When to reach for the BDD runner instead
@abtree/test-tree (the BDD-style runner) is the better fit when:
- The scenario reads naturally as given/when/then English.
- External side effects need fixture-driven replay (mocked MR creates, git pushes, HTTP calls).
- Tree authors should be able to add scenarios without writing TypeScript.
- A markdown report (and the live SVG diagram next to the execution) is the deliverable.
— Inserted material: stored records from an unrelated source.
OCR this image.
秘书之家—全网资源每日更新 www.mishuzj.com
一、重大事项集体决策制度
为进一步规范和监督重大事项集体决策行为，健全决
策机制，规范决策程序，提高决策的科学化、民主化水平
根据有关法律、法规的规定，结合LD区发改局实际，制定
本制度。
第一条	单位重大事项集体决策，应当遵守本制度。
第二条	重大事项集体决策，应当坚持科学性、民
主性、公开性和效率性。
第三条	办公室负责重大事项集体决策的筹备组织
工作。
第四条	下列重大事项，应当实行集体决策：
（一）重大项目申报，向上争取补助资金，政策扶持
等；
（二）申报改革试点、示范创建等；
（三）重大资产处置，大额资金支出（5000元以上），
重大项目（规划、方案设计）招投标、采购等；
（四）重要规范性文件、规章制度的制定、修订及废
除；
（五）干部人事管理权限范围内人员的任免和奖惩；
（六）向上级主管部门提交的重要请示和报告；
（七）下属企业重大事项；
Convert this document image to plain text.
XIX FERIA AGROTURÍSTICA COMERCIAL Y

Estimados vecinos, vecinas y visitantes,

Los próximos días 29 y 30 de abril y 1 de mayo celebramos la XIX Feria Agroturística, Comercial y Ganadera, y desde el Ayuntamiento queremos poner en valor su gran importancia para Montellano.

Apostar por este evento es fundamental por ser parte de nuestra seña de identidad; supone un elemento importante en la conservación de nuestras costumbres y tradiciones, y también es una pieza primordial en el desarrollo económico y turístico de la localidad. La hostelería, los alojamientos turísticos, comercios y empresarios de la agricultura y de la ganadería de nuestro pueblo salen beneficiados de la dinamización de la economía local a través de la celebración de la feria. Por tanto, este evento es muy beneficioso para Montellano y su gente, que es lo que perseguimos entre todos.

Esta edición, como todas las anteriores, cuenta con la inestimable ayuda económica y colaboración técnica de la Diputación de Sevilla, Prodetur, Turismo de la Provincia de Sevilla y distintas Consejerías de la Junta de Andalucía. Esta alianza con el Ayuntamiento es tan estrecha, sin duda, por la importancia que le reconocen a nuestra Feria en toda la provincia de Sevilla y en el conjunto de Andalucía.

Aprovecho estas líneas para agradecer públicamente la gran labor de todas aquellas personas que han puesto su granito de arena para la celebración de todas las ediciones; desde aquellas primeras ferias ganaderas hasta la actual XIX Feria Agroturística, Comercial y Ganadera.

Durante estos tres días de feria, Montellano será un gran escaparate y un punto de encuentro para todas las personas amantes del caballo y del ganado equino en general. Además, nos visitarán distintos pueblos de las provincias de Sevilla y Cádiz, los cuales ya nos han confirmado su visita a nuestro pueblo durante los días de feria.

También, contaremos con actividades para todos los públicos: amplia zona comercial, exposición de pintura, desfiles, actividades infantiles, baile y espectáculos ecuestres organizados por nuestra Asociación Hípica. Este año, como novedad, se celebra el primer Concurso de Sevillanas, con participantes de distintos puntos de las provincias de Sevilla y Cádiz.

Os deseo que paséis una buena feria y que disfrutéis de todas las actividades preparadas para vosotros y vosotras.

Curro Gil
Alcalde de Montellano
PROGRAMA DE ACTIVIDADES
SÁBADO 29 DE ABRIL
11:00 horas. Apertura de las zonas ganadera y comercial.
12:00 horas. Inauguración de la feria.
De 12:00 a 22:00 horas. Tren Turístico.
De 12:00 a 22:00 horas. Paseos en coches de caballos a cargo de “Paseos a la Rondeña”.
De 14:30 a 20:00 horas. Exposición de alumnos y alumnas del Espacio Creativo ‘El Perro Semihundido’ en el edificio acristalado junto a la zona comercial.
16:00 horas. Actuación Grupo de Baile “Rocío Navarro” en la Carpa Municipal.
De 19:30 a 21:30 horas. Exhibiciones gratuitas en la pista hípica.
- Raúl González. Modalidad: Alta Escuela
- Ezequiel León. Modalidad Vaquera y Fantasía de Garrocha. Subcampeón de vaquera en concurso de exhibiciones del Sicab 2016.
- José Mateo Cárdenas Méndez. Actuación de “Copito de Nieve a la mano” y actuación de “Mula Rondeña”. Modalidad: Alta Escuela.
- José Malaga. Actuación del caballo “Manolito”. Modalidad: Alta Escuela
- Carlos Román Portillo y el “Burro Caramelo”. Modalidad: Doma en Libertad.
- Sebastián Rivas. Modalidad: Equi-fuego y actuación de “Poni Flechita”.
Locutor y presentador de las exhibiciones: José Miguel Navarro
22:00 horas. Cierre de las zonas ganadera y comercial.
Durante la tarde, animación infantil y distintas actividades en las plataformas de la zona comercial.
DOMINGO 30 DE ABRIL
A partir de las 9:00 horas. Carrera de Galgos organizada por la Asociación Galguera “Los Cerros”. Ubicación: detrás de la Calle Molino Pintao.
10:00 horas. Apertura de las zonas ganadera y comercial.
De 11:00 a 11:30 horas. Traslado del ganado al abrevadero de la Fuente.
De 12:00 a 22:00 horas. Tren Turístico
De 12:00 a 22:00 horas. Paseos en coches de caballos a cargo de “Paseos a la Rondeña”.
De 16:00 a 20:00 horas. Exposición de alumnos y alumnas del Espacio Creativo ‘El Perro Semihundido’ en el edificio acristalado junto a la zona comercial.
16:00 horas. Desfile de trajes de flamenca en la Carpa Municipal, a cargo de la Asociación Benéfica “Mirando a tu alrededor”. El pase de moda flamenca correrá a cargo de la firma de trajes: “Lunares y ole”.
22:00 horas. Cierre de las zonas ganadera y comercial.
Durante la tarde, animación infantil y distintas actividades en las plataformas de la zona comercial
The programmatic harness here is the better fit when the scenario is a precise sequence of runtime behaviours you want to assert against — typically regression suites built and maintained by the tree's author or by abtree itself.
Reference
- Package:
@abtree/testing— full API on every export via TSDoc. - Worked example: the bundled
tests/directory in the abtree repo runs the same scenario against both transports as a parity check.